AN EXTENDED ANN-BASED HIGH SPEED ACCURATE TRANSMISSION LINE FAULT LOCATION FOR DOUBLE PHASE TOEARTH FAULT ON NON-DIRECT-GROUND
Keywords:Neural Network, Fault Diagnosis, Learning Strategies, Data Pre-Processing, Double Line - Ground Faults
This research has developed an extended Artificial Neural Networks (ANN) based high speed accurate transmission line fault location for double phase to- earth fault on non-direct-ground.
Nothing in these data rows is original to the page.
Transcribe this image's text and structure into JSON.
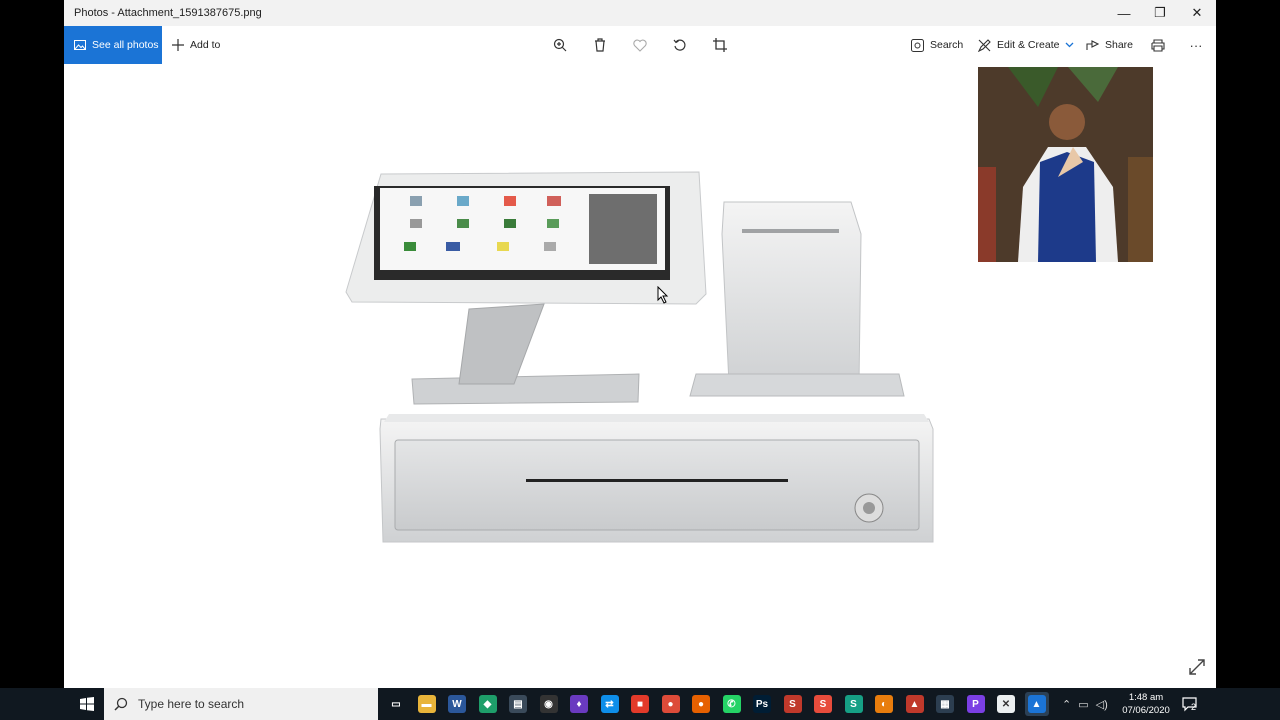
{
  "window": {
    "title": "Photos - Attachment_1591387675.png",
    "minimize_glyph": "—",
    "maximize_glyph": "❐",
    "close_glyph": "✕"
  },
  "commandbar": {
    "see_all_label": "See all photos",
    "add_to_label": "Add to",
    "search_label": "Search",
    "edit_create_label": "Edit & Create",
    "share_label": "Share",
    "more_glyph": "···"
  },
  "photo": {
    "subject_icon": "pos-terminal-illustration",
    "inset_icon": "person-portrait-photo"
  },
  "taskbar": {
    "search_placeholder": "Type here to search",
    "clock_time": "1:48 am",
    "clock_date": "07/06/2020",
    "notification_count": "2",
    "apps": [
      {
        "name": "task-view",
        "color": "#101820",
        "glyph": "▭"
      },
      {
        "name": "file-explorer",
        "color": "#e8b43a",
        "glyph": "▬"
      },
      {
        "name": "word",
        "color": "#2b579a",
        "glyph": "W"
      },
      {
        "name": "app-green",
        "color": "#1e9e6a",
        "glyph": "◆"
      },
      {
        "name": "app-notes",
        "color": "#3a4a5a",
        "glyph": "▤"
      },
      {
        "name": "obs",
        "color": "#333",
        "glyph": "◉"
      },
      {
        "name": "app-purple",
        "color": "#6a3ac0",
        "glyph": "♦"
      },
      {
        "name": "teamviewer",
        "color": "#0e8ee9",
        "glyph": "⇄"
      },
      {
        "name": "app-red",
        "color": "#e23a2a",
        "glyph": "■"
      },
      {
        "name": "chrome",
        "color": "#dd4b39",
        "glyph": "●"
      },
      {
        "name": "firefox",
        "color": "#e66000",
        "glyph": "●"
      },
      {
        "name": "whatsapp",
        "color": "#25d366",
        "glyph": "✆"
      },
      {
        "name": "photoshop",
        "color": "#001d34",
        "glyph": "Ps"
      },
      {
        "name": "app-red-2",
        "color": "#c0392b",
        "glyph": "S"
      },
      {
        "name": "app-red-3",
        "color": "#e74c3c",
        "glyph": "S"
      },
      {
        "name": "app-teal",
        "color": "#16a085",
        "glyph": "S"
      },
      {
        "name": "blender",
        "color": "#e87d0d",
        "glyph": "◐"
      },
      {
        "name": "sketchup",
        "color": "#c0392b",
        "glyph": "▲"
      },
      {
        "name": "app-blue-grid",
        "color": "#2c3e50",
        "glyph": "▦"
      },
      {
        "name": "app-purple-2",
        "color": "#7b3fe4",
        "glyph": "P"
      },
      {
        "name": "app-crossed",
        "color": "#ecf0f1",
        "glyph": "✕"
      },
      {
        "name": "photos",
        "color": "#1b74d6",
        "glyph": "▲"
      }
    ]
  }
}
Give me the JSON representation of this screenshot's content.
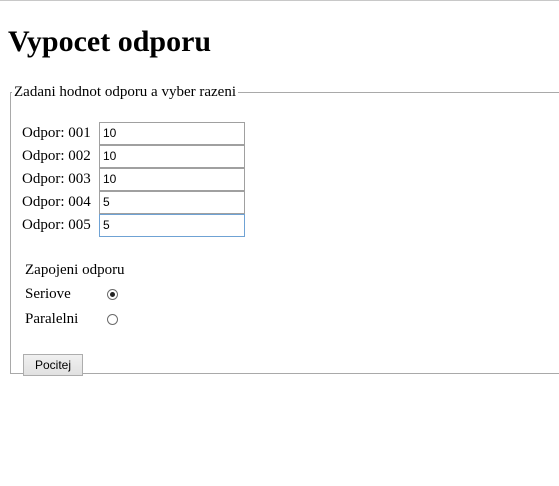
{
  "page": {
    "title": "Vypocet odporu"
  },
  "form": {
    "legend": "Zadani hodnot odporu a vyber razeni",
    "resistors": [
      {
        "label": "Odpor: 001",
        "value": "10"
      },
      {
        "label": "Odpor: 002",
        "value": "10"
      },
      {
        "label": "Odpor: 003",
        "value": "10"
      },
      {
        "label": "Odpor: 004",
        "value": "5"
      },
      {
        "label": "Odpor: 005",
        "value": "5"
      }
    ],
    "connection_label": "Zapojeni odporu",
    "options": [
      {
        "label": "Seriove",
        "checked": true
      },
      {
        "label": "Paralelni",
        "checked": false
      }
    ],
    "submit_label": "Pocitej"
  }
}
Therefore, this research presents a system that capable of detecting and locating the fault with less proportion of error. This system uses the Global Positioning System (GPS) to locate the position and the Global System for Mobile Communication (GSM) to send these messages to system supervisor. A reduction in the size of the neural network improves the performance of the same and this can be achieved by performing feature extraction. By doing this, all of the important and relevant information present in the waveforms of the voltage and current signals can be used effectively. Voltage and current waveforms have been generated and were sampled at a frequency of 720 Hertz. The neural network diagnostic system trained for double faults was found to be able to accurately diagnose abnormal behavior resulting from simultaneous multiple faults. Graceful degradation of the diagnostic system was observed in situations where faults where not accurately diagnosed or under damage to a few nodes.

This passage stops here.